Sanneke Stigter, assistant Professor in Conservation and Restoration of Cultural Heritage at the University of Amsterdam, will go into the question; 'Reinterpretation as a conservation strategy: danger or relief?'

Katja Kwastek will round up the evening by leading a panel discussion. She is professor Modern and Contemporary Art at the Faculty of Humanities of VU Amsterdam whose research interests focuses on modern and contemporary art and media, media aesthetics, audiences of art and digital humanities.

Thursday December 1st, 2016
Doors open: 6:30 PM
Start: 7:00 PM until 10:00 PM
7.5 / 5 euro (pin only)

This project is made possible by Mondriaan Fund and Creative Industries Fund NL

On the lectures:

Maaike Bleeker will talk about ‘Reenactment and the Lifeness of Media.’ This presentation proposes reenactment as perspective on the potential of media articulations to live a “life” beyond the medium that generated them. Such ‘lifeness’, Kember and Zylinska argue, is a fundamental yet often overlooked aspect of mediation. Reenactment draws attention to this aspect and how this raises important questions about reinterpretation as a strategy of preservation. Maaike Bleeker is a professor of Theatre Studies in the Department of Media & Culture Studies at Utrecht University. Her work engages with questions of perception, cognition and agency from a broad interdisciplinary perspective, with a special interest in embodiment, movement, and technology, and the performativity of meaning making and knowledge transmission. Recent publications include the co-edited volume Performance and Phenomenology: Traditions and Transformations(Routledge 2015) and the edited volume Transmission in Motion. The Technologizing of Dance (Routledge, 2016).

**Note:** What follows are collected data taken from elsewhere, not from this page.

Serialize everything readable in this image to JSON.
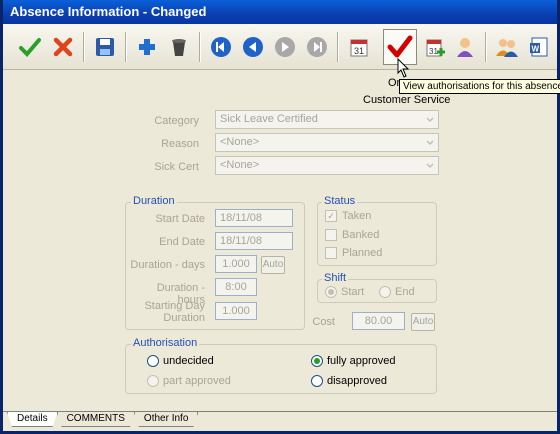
{
  "window": {
    "title": "Absence Information - Changed"
  },
  "toolbar": {
    "buttons": [
      {
        "icon": "checkmark-icon",
        "color": "#2aa02a"
      },
      {
        "icon": "delete-x-icon",
        "color": "#e0441c"
      },
      {
        "icon": "save-disk-icon",
        "color": "#2a5aa8"
      },
      {
        "icon": "add-plus-icon",
        "color": "#1f6fd0"
      },
      {
        "icon": "trash-bin-icon",
        "color": "#444444"
      },
      {
        "icon": "first-record-icon",
        "color": "#1f62c8"
      },
      {
        "icon": "previous-record-icon",
        "color": "#1f62c8"
      },
      {
        "icon": "next-record-icon",
        "color": "#a0a0a0"
      },
      {
        "icon": "last-record-icon",
        "color": "#a0a0a0"
      },
      {
        "icon": "calendar-icon",
        "color": "#c83030"
      },
      {
        "icon": "authorisation-tick-icon",
        "color": "#d40000"
      },
      {
        "icon": "calendar-add-icon",
        "color": "#2a9a2a"
      },
      {
        "icon": "person-icon",
        "color": "#8050c0"
      },
      {
        "icon": "people-icon",
        "color": "#d89020"
      },
      {
        "icon": "word-document-icon",
        "color": "#2a5aa8"
      }
    ],
    "ghost_text_1": "On",
    "ghost_text_2": "Customer Service"
  },
  "tooltip": {
    "text": "View authorisations for this absence"
  },
  "form": {
    "category_label": "Category",
    "category_value": "Sick Leave Certified",
    "reason_label": "Reason",
    "reason_value": "<None>",
    "sickcert_label": "Sick Cert",
    "sickcert_value": "<None>"
  },
  "duration": {
    "title": "Duration",
    "start_label": "Start Date",
    "start_value": "18/11/08",
    "end_label": "End Date",
    "end_value": "18/11/08",
    "days_label": "Duration - days",
    "days_value": "1.000",
    "days_btn": "Auto",
    "hours_label": "Duration - hours",
    "hours_value": "8:00",
    "startday_label_1": "Starting Day",
    "startday_label_2": "Duration",
    "startday_value": "1.000"
  },
  "status": {
    "title": "Status",
    "taken": "Taken",
    "banked": "Banked",
    "planned": "Planned"
  },
  "shift": {
    "title": "Shift",
    "start": "Start",
    "end": "End"
  },
  "cost": {
    "label": "Cost",
    "value": "80.00",
    "btn": "Auto"
  },
  "authorisation": {
    "title": "Authorisation",
    "undecided": "undecided",
    "part_approved": "part approved",
    "fully_approved": "fully approved",
    "disapproved": "disapproved"
  },
  "tabs": [
    "Details",
    "COMMENTS",
    "Other Info"
  ]
}
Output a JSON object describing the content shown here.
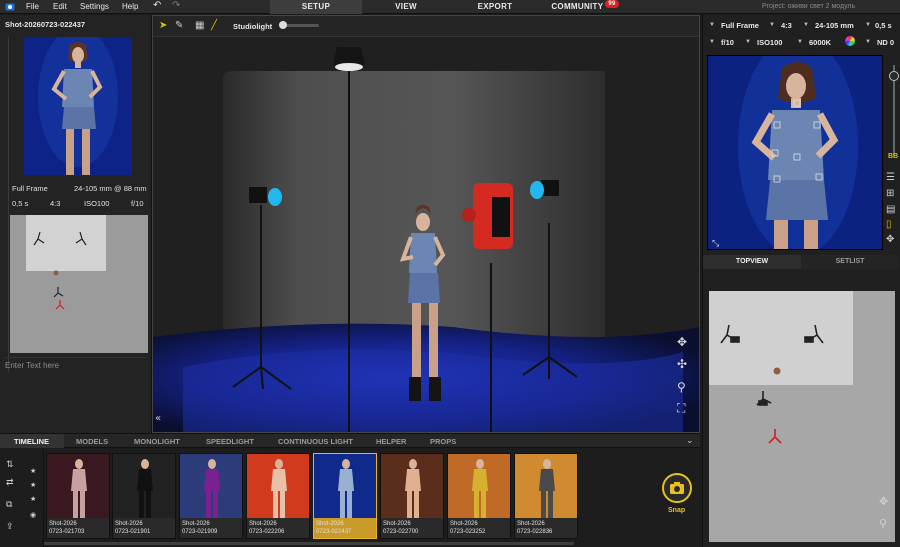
{
  "menubar": {
    "items": [
      "File",
      "Edit",
      "Settings",
      "Help"
    ],
    "tabs": [
      {
        "label": "SETUP",
        "active": true
      },
      {
        "label": "VIEW",
        "active": false
      },
      {
        "label": "EXPORT",
        "active": false
      },
      {
        "label": "COMMUNITY",
        "active": false,
        "badge": "99"
      }
    ],
    "project": "Project: оживи свет 2 модуль"
  },
  "left_panel": {
    "shot_title": "Shot-20260723-022437",
    "sensor": "Full Frame",
    "lens": "24-105 mm @ 88 mm",
    "shutter": "0,5 s",
    "aspect": "4:3",
    "iso": "ISO100",
    "aperture": "f/10",
    "note_placeholder": "Enter Text here"
  },
  "viewport": {
    "studiolight_label": "Studiolight",
    "studiolight_level": 0.0
  },
  "right_panel": {
    "sensor": "Full Frame",
    "aspect": "4:3",
    "lens": "24-105 mm",
    "shutter": "0,5 s",
    "aperture": "f/10",
    "iso": "ISO100",
    "white_balance": "6000K",
    "nd": "ND 0",
    "bb_label": "BB",
    "tabs": [
      {
        "label": "TOPVIEW",
        "active": true
      },
      {
        "label": "SETLIST",
        "active": false
      }
    ]
  },
  "bottom_tabs": [
    "TIMELINE",
    "MODELS",
    "MONOLIGHT",
    "SPEEDLIGHT",
    "CONTINUOUS LIGHT",
    "HELPER",
    "PROPS"
  ],
  "timeline": {
    "shots": [
      {
        "line1": "Shot-2026",
        "line2": "0723-021703",
        "bg": "#3a1820",
        "figure": "#c8a0a0",
        "selected": false
      },
      {
        "line1": "Shot-2026",
        "line2": "0723-021901",
        "bg": "#222222",
        "figure": "#111111",
        "selected": false
      },
      {
        "line1": "Shot-2026",
        "line2": "0723-021909",
        "bg": "#2c3c7a",
        "figure": "#7a2090",
        "selected": false
      },
      {
        "line1": "Shot-2026",
        "line2": "0723-022206",
        "bg": "#d23a1e",
        "figure": "#e8c0a8",
        "selected": false
      },
      {
        "line1": "Shot-2026",
        "line2": "0723-022437",
        "bg": "#0f2a8a",
        "figure": "#9ab0d0",
        "selected": true
      },
      {
        "line1": "Shot-2026",
        "line2": "0723-022700",
        "bg": "#5a2e1a",
        "figure": "#e0b090",
        "selected": false
      },
      {
        "line1": "Shot-2026",
        "line2": "0723-023252",
        "bg": "#c06a28",
        "figure": "#d8b030",
        "selected": false
      },
      {
        "line1": "Shot-2026",
        "line2": "0723-022836",
        "bg": "#d08a30",
        "figure": "#4a4a4a",
        "selected": false
      }
    ],
    "snap_label": "Snap"
  },
  "colors": {
    "accent": "#e8c21c",
    "selection": "#c99a28",
    "community_badge": "#e02020",
    "light_blue_gel": "#22b8ee",
    "scene_blue": "#1a2fa8",
    "camera_red": "#d42a22"
  }
}
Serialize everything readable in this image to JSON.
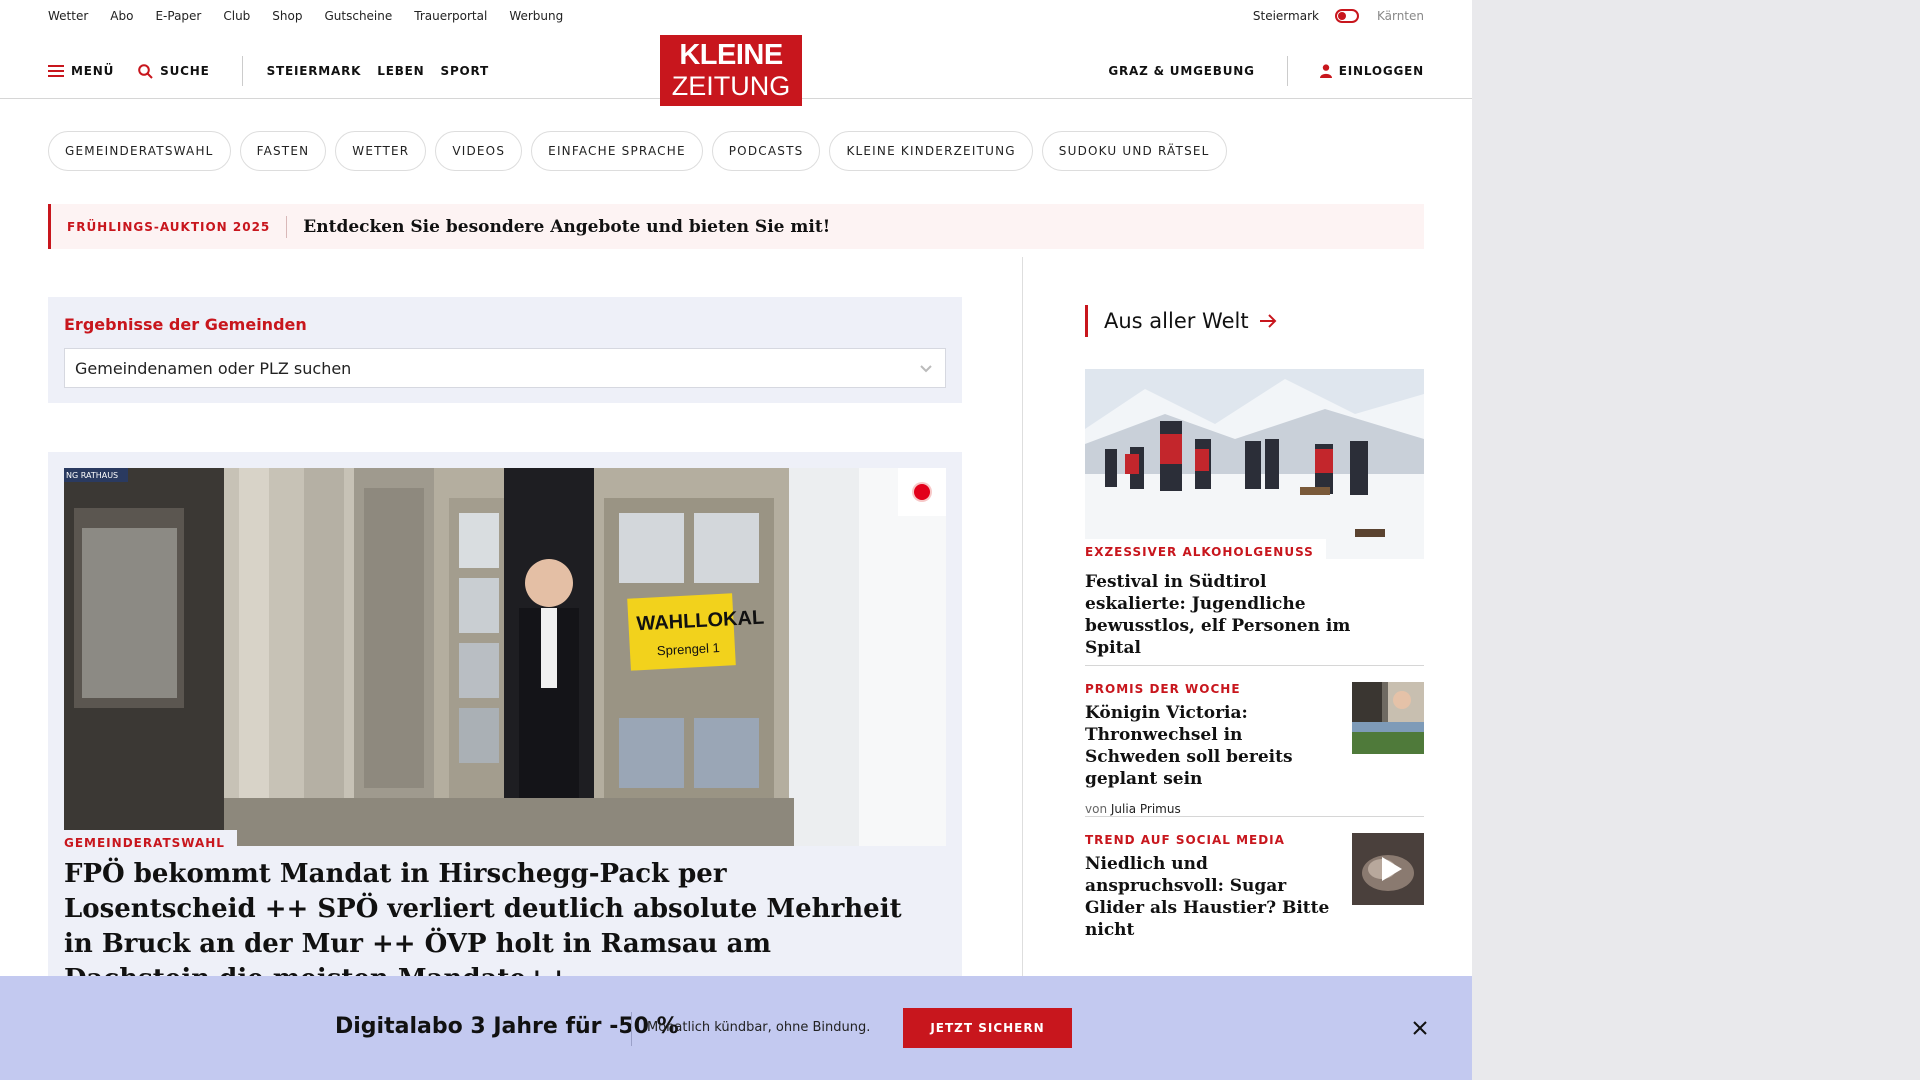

She was the organizer of the 2011 world conference of Performance Studies international (PSi), titled Camillo 2.0: Technology, Memory, Experience (Utrecht, May 25-29, 2011) and served as President of Performance Studies international 2011-2016.

Sanneke Stigter will discuss the issue ‘Reinterpretation as a conservation strategy: danger or relief?’ To reinterpret a work each time it is re-created, is considered the most radical preservation strategy thinkable–even dangerous. Yet, it seems to be the only way to re-create artworks that are designed to vary with context. What does this mean for the profession of conservation? Sanneke Stigter published widely on the field of contemporary art conservation and takes part in several advisory boards and research projects devoted to the conservation of contemporary art. Since 2007 she directs the specialisation in Contemporary Art of the training program in Conservation and Restoration of Cultural Heritage at the University of Amsterdam (MA and postgraduate). Her research interests lie in conservation theory, museum practice, oral history and artist interviews, with a special focus on installation art, photoworks, and conceptual art.

Jan Robert Leegte is a Dutch internet artist who materializes the internet in ways that are striking, funny and uncanny at the same time. Working with HTML as his 'stone and chisel', he believes 'the medium internet has given art a new impetus.' Recently, Leegte had an online retrospective 'On Digital Materiality' at Carroll Fletcher Gallery. In an accompanying essay he reflected on his development as an Internet artist over the last 19 years.  At UNFOLD#3, Leegte will talk about born-digital art and freely discuss terms as reinterpretation, remake and reenactment as methods to gain understanding and knowledge of contemporary issues, in his case, digital materiality.